BigScreen VR is a free application with the power to foster connection and social connection.
It’s fascinating to me that when the topic of VR is brought into conversation, oftentimes the first (and sometimes, only) thing that speculators want to address about the technology is that it’s fundamentally ‘isolating’.
Other times, speculators simply fail to recognize that VR hosts anything of meaningful social value.
Before I begin unpacking why I disagree on both counts, I’d like to mention that I was a gamer before I discovered VR. And while the term ‘gamer’ is loaded with competing social and antisocial connotations, in my own personal usage the term means that I’ve spent the better part of 25 years alone, silently boxed in a room, sat in front of a panel screen with a controller in my hands.
If VR is inherently isolating and lacks social value, then BigScreen VR is a discreet exception to the rule. As a quick rundown, BigScreen is an app (available for free on SteamVR, Windows MR, and across every Oculus headset) that places up to 12 users into designated ‘rooms’ resembling familiar locales like a movie theater or a penthouse apartment where they can chat, create 3D artwork, take photos, and livestream their own media content to massive virtual displays.

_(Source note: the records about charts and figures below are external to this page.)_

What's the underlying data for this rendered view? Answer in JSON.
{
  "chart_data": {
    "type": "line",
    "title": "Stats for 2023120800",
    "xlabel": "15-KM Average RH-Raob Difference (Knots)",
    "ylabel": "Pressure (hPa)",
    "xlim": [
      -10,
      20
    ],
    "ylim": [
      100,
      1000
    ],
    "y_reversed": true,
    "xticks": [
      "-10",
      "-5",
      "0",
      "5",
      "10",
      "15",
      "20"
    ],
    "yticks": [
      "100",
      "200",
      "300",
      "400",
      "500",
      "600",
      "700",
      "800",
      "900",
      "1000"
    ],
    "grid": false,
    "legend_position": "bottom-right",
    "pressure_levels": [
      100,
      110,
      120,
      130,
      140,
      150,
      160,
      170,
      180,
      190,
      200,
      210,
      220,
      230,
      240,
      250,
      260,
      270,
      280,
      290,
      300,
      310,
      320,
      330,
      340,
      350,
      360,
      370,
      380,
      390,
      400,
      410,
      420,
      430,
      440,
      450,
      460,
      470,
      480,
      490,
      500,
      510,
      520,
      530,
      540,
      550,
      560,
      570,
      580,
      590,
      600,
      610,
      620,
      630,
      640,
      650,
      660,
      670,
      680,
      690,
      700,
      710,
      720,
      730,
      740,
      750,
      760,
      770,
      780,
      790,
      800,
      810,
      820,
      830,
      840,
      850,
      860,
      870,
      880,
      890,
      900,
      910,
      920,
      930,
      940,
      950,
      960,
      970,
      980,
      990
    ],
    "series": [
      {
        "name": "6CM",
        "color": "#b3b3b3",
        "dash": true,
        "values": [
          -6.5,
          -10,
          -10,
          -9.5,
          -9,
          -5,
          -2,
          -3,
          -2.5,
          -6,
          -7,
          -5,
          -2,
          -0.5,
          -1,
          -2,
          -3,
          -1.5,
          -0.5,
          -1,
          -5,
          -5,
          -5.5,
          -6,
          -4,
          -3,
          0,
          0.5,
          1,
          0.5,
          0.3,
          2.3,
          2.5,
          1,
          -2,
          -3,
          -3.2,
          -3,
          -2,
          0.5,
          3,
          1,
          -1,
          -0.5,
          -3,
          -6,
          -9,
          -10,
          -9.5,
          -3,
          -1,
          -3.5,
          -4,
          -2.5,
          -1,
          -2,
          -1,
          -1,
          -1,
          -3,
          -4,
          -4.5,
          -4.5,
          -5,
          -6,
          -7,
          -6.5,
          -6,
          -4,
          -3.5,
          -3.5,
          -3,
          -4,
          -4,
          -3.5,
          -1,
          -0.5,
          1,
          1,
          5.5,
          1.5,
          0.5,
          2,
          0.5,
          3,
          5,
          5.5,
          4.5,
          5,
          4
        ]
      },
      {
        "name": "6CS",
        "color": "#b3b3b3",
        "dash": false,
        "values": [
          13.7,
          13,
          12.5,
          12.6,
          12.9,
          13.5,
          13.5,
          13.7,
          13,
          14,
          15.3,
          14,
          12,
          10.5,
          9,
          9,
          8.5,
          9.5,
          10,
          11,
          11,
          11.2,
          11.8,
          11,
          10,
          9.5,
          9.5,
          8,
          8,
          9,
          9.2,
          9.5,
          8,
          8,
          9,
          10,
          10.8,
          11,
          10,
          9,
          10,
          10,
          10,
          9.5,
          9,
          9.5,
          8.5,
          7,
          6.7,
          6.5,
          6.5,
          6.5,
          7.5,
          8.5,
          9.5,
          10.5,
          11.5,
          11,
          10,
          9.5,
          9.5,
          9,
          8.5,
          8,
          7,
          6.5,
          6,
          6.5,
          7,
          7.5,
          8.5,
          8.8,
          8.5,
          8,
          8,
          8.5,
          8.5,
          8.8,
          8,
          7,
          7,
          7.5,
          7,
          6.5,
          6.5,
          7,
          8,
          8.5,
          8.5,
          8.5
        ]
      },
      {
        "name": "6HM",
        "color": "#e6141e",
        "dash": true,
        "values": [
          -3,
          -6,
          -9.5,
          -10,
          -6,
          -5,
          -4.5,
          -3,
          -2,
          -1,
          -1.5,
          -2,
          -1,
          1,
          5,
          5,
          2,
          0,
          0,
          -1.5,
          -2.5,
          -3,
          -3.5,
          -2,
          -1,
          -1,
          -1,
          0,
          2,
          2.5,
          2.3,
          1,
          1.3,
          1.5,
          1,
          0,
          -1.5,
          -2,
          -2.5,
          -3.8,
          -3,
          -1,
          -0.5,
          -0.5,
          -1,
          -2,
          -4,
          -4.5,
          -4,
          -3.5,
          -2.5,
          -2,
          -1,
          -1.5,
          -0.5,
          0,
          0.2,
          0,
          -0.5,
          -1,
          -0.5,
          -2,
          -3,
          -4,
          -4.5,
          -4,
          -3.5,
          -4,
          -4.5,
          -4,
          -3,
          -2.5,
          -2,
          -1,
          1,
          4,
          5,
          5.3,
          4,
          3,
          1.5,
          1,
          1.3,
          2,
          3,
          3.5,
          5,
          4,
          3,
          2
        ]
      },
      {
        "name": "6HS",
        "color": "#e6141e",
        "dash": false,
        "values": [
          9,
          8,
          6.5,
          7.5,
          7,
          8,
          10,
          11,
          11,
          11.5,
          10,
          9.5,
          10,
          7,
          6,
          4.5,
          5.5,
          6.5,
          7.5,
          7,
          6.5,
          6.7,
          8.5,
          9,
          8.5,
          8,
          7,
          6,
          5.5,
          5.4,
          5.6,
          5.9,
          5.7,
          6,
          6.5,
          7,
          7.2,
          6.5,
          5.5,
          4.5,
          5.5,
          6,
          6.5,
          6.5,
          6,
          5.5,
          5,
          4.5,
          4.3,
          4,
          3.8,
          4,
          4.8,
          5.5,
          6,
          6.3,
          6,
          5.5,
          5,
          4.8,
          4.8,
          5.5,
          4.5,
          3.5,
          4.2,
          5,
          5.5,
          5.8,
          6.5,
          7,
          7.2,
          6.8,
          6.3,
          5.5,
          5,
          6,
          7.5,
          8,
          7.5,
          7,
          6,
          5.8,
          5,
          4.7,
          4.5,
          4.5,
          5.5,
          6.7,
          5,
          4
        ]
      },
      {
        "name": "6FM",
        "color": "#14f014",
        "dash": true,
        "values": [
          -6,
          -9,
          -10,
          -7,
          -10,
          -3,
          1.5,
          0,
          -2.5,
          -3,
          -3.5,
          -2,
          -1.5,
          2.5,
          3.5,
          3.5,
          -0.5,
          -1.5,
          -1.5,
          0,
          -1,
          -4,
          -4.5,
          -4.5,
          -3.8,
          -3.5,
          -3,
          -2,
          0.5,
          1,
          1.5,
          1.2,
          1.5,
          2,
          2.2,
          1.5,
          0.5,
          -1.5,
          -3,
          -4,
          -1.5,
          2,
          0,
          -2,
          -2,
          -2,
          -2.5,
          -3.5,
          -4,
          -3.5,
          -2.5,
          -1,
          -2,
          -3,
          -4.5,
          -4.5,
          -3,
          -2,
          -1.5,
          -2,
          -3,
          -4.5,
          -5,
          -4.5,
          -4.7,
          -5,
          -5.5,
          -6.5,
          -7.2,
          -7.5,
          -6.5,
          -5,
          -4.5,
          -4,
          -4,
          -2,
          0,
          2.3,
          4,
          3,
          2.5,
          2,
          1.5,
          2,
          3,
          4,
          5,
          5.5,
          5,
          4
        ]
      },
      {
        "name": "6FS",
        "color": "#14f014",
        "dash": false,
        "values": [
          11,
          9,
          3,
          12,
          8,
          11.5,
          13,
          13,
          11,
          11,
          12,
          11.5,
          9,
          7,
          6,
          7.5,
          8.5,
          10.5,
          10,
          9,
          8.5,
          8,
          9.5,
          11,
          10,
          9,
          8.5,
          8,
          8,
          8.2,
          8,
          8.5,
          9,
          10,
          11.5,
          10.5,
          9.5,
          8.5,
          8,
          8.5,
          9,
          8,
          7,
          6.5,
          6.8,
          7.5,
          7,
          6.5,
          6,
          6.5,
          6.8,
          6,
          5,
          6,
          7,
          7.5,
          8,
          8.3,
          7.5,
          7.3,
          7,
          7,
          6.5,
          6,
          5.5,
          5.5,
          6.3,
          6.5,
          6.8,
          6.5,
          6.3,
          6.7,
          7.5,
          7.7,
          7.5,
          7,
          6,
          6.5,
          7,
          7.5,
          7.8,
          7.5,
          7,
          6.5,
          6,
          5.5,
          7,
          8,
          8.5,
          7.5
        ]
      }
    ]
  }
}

It may not sound like much to somebody who’s never experienced it, but there’s an intense feeling of liveliness that comes about when I sit next to, wave to, and bump fists with somebody who’s sitting across the planet in Australia while I curl up in my humble bedroom in Oregon.
BigScreen champions social VR media consumption by focusing its ongoing development on providing the best virtual television screen available. Between the app’s inclusion of dynamic lighting effects that bounce off of the walls and furniture to its notably smooth optimization for content streaming between headsets, the final product delivered by BigScreen is convincing enough to feel as though it’s a screening space that does exist.
When I first explored the app back in late 2017, I found that 8-bit and 16-bit content was easy to stream from my computer while running my Oculus Rift CV1. Likewise, lower resolution on the video feed meant increased visibility inside of the headset. I scanned through my Steam backlog for games I’d been avoiding and picked out Undertale, a highly personal, overtly emotional singleplayer roleplaying game that often questions the player’s sense of choice and consequence throughout.
Whereas I would have felt isolated in my own mind as I burned through the nine-hour campaign while staring at my computer screen—instead, BigScreen empowered the narrative-driven title to bloom into a collaborative experience from which I and three former strangers bonded over the course of a few memorable nights. We laughed, we cried, and yes, we all reeled over that one jump scare near the end. Whenever I got stuck, one of my guests would search up a walkthrough and dictate the page’s contents while I continued scrambling through the game.
I didn’t stop at Undertale.
Instead, I leveraged BigScreen as an excuse to play Chrono Trigger, Hyper Light Drifter, and emulated versions of NES classics like The Legend of Zelda and Super Mario Bros. 3 that I’d only dust off occasionally in modern times. I hosted remote LAN parties with other players of Stardew Valley, Nidhogg, and Brawlhalla. I also discovered and streamed a few heavily stylized but visually simple games including The Stanley Parable, Firewatch, and Inside.
To my surprise, each time I hosted a gaming room, it’d quickly hit capacity and then continue to retain a high visitor count. Every so often, people would join having already played the game in question, ready to hold a conversation about their own personal experiences with it. But more often than not, visitors came in to keep me company as I played simply because they didn’t feel like haphazardly scrolling through the half-finished movies and television show episodes commonly hosted in other BigScreen rooms.
Sure, donning a VR headset took me away from everything happening in my physical vicinity. That’s how VR isolates in the most literal sense.
But the intended way to enjoy any of those titles, without a VR headset strapped to my face, would have involved me slinking into the corner of my bedroom and staring at a box. No conversation, no laughter. No banter to share around. Nobody sitting on my left or right sides, lying down on their couch and watching the virtual 100-foot screen intently. Instead I’d be hunched over, quiet, listening to the fan blow on the back of my head as I stared at the very screen I’m staring at now.
At the same time, BigScreen VR allowed those simpler games to function as social catalysts, and I might not have connected so easily with others had I not made traditional gaming the focal point of my socializing efforts.
Nevertheless, when speculators associate VR with isolation, remember that ‘isolating’ technologies have existed for a very long time. Multiple forms of media that society has embraced for decades can certainly lead to isolation. Traditional, single player gaming is a potent example of isolating technology in that very sense.
But social VR apps like BigScreen do provide a clear alternative to playing video games alone. And for some, that’s the sweet spot for social connection that only VR can enable.